History of Legal and Illegal Drugs from 1875 to 1900 A.D.
About the history of legal and illegal drugs from 1875 to 1900 A.D. in particular the temperance movement, Freud does cocaine, Johns Hopkins founded, heroin created.
A Synoptic History of the Promotion and Prohibition of Drugs
1882 The 1st law in the U.S., and in the world, making "temperance education" a part of the required course in public schools is enacted. In 1886, Congress makes such education mandatory in the District of Columbia, and in territorial, military, and naval schools. By 1900, all the States have similar laws.
1882 The Personal Liberty League of the U.S. is founded to oppose the increasing momentum of movements for compulsory abstinence from alcohol.
1883 Dr. Theodor Aschenbrandt, a German army physician, secures a supply of pure cocaine from the pharmaceutical firm of Merck, issues it to Bavarian soldiers during their maneuvers, and reports on the beneficial effects of the drug in increasing the soldiers' ability to endure fatigue.

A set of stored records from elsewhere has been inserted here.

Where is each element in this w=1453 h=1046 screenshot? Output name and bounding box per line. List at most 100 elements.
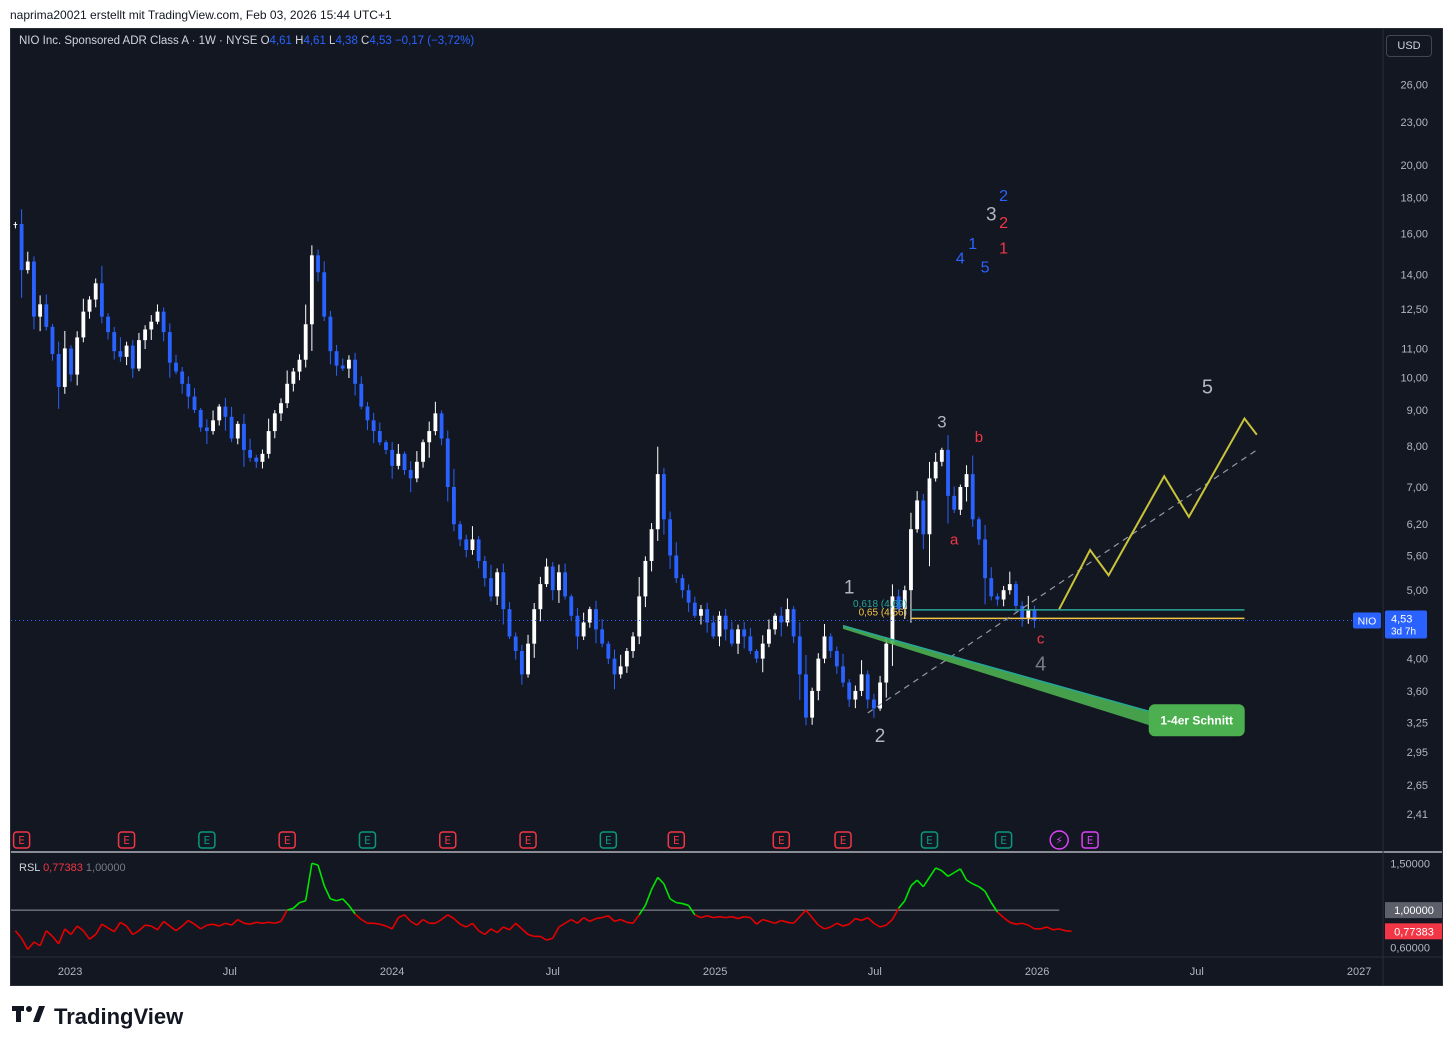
chart-canvas[interactable]: 0,618 (4,69)0,65 (4,56)1-4er Schnitt1234… (11, 29, 1442, 985)
candle[interactable] (1007, 571, 1012, 595)
candle[interactable] (433, 401, 438, 436)
candle[interactable] (909, 512, 913, 623)
candle[interactable] (804, 654, 808, 726)
candle[interactable] (526, 634, 530, 678)
candle[interactable] (742, 621, 747, 649)
candle[interactable] (970, 455, 975, 527)
candle[interactable] (834, 646, 839, 674)
earnings-marker[interactable]: ⚡ (1049, 830, 1069, 850)
candle[interactable] (1032, 605, 1037, 628)
candle[interactable] (62, 330, 67, 394)
candle[interactable] (248, 438, 253, 462)
candle[interactable] (859, 660, 864, 697)
candle[interactable] (44, 294, 49, 331)
candle[interactable] (285, 370, 290, 409)
candle[interactable] (600, 619, 605, 648)
candle[interactable] (272, 410, 277, 439)
candle[interactable] (587, 606, 592, 628)
candle[interactable] (674, 542, 679, 584)
earnings-marker[interactable]: E (772, 831, 791, 849)
candle[interactable] (581, 612, 586, 640)
candle[interactable] (1020, 601, 1025, 627)
candle[interactable] (106, 313, 110, 340)
candle[interactable] (149, 315, 154, 340)
candle[interactable] (921, 494, 926, 550)
tradingview-logo[interactable]: TradingView (12, 1004, 183, 1030)
candle[interactable] (513, 632, 518, 660)
candle[interactable] (723, 608, 728, 641)
candle[interactable] (847, 679, 852, 707)
candle[interactable] (766, 619, 771, 648)
earnings-marker[interactable]: E (12, 831, 31, 849)
candle[interactable] (266, 418, 271, 459)
teal-trendline[interactable] (842, 625, 1153, 714)
candle[interactable] (538, 576, 543, 622)
candle[interactable] (303, 304, 308, 368)
candle[interactable] (717, 611, 722, 647)
currency-button[interactable]: USD (1386, 35, 1432, 57)
candle[interactable] (99, 265, 104, 324)
candle[interactable] (983, 525, 987, 605)
earnings-marker[interactable]: E (599, 831, 618, 849)
candle[interactable] (347, 355, 351, 379)
candle[interactable] (989, 567, 994, 601)
candle[interactable] (334, 344, 339, 376)
candle[interactable] (297, 354, 302, 381)
candle[interactable] (902, 585, 907, 619)
candle[interactable] (87, 296, 92, 319)
candle[interactable] (322, 261, 327, 321)
candle[interactable] (402, 451, 407, 475)
candle[interactable] (896, 589, 901, 612)
candle[interactable] (791, 606, 796, 644)
candle[interactable] (569, 594, 574, 621)
candle[interactable] (427, 421, 432, 458)
rsl-legend[interactable]: RSL 0,77383 1,00000 (19, 862, 126, 874)
earnings-marker[interactable]: E (1081, 831, 1099, 849)
candle[interactable] (155, 304, 160, 325)
candle[interactable] (785, 598, 790, 627)
candle[interactable] (692, 596, 697, 618)
candle[interactable] (773, 613, 777, 635)
candle[interactable] (198, 407, 203, 432)
candle[interactable] (452, 468, 456, 532)
earnings-marker[interactable]: E (198, 831, 216, 849)
candle[interactable] (291, 367, 296, 392)
candle[interactable] (575, 607, 580, 650)
candle[interactable] (779, 607, 784, 637)
candle[interactable] (353, 352, 358, 396)
candle[interactable] (464, 534, 469, 558)
candle[interactable] (254, 454, 259, 468)
earnings-marker[interactable]: E (920, 831, 939, 849)
candle[interactable] (25, 251, 30, 274)
candle[interactable] (699, 604, 703, 625)
candle[interactable] (544, 558, 549, 588)
candle[interactable] (797, 622, 802, 700)
candle[interactable] (439, 410, 444, 446)
candle[interactable] (390, 441, 395, 479)
candle[interactable] (482, 555, 487, 587)
candle[interactable] (211, 410, 215, 435)
candle[interactable] (495, 568, 500, 606)
candle[interactable] (557, 564, 561, 603)
candle[interactable] (32, 256, 36, 330)
candle[interactable] (976, 516, 981, 545)
dashed-trendline[interactable] (867, 449, 1258, 714)
candle[interactable] (229, 406, 234, 443)
candle[interactable] (680, 574, 685, 599)
candle[interactable] (729, 621, 734, 647)
candle[interactable] (470, 526, 475, 555)
candle[interactable] (946, 435, 950, 524)
candle[interactable] (414, 451, 419, 483)
candle[interactable] (279, 398, 283, 422)
candle[interactable] (1001, 585, 1006, 607)
candle[interactable] (927, 461, 932, 567)
candle[interactable] (705, 602, 710, 633)
candle[interactable] (865, 670, 870, 709)
candle[interactable] (377, 422, 382, 446)
candle[interactable] (958, 484, 963, 516)
chart-frame[interactable]: 0,618 (4,69) 0,65 (4,56) 1-4er Schnitt 1 2 3 4… (10, 28, 1443, 986)
candle[interactable] (186, 376, 191, 409)
candle[interactable] (853, 685, 858, 709)
candle[interactable] (736, 624, 740, 654)
candle[interactable] (384, 440, 388, 455)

1884 Sigmund Freud treats his depression with cocaine, and reports feeling "exhilaration and lasting euphoria, which in no way differs from the normal euphoria of the healthy person. . . . You perceive an increase in self-control and possess more vitality and capacity for work. . . . In other words, you are simply more normal, and it is soon hard to believe that you are under the influence of any drug."
1884 Laws are enacted to make antialcohol teaching compulsory in public schools in New York State. The following year similar laws are passed in Pennsylvania, with other States soon following suit.
1885 The Report of the Royal Commission on Opium concludes that opium is more like the Westerner's liquor than a substance to be feared and abhorred.
1889 The Johns Hopkins Hospital, in Baltimore, Md., is opened. One of its world-famous founders, Dr. William Stewart Halsted, is a morphine addict. He continues to use morphine in large doses throughout a phenomenally successful surgical career lasting until his death in 1922.
1894 The Report of the Indian Hemp Drug Commission, running to over 3,000 pages in 7 volumes, is published. This inquiry, commissioned by the British Government, concludes: "There is no evidence of any weight regarding the mental and moral injuries from the moderate use of these drugs. . . . Moderation does not lead to excess in hemp any more than it does in alcohol. Regular, moderate use of ganja or bhang produces the same effects as moderate and regular doses of whiskey." The commission's proposal to tax bhang is never put into effect, in part, perhaps, because one of the commissioners, an Indian, cautions that Muslim law and Hindu custom forbid "taxing anything that gives pleasure to the poor."
1894 Norman Kerr, an English physician and president of the British Society for the Study of Inebriety, declares: "Drunkenness has generally been regarded as . . . a sin, a vice, or a crime. . . . [But] there is now a consensus of intelligent opinion that habitual and periodic drunkenness is often either a symptom or a sequel of disease considered as one of a group of nervous affections. . . . The victim can no more resist [alcohol] than a man with ague can resist shivering."
1898 Diacetylmorphine (heroin) is synthesized in Germany. It is widely lauded as a "safe preparation free from addiction-forming properties."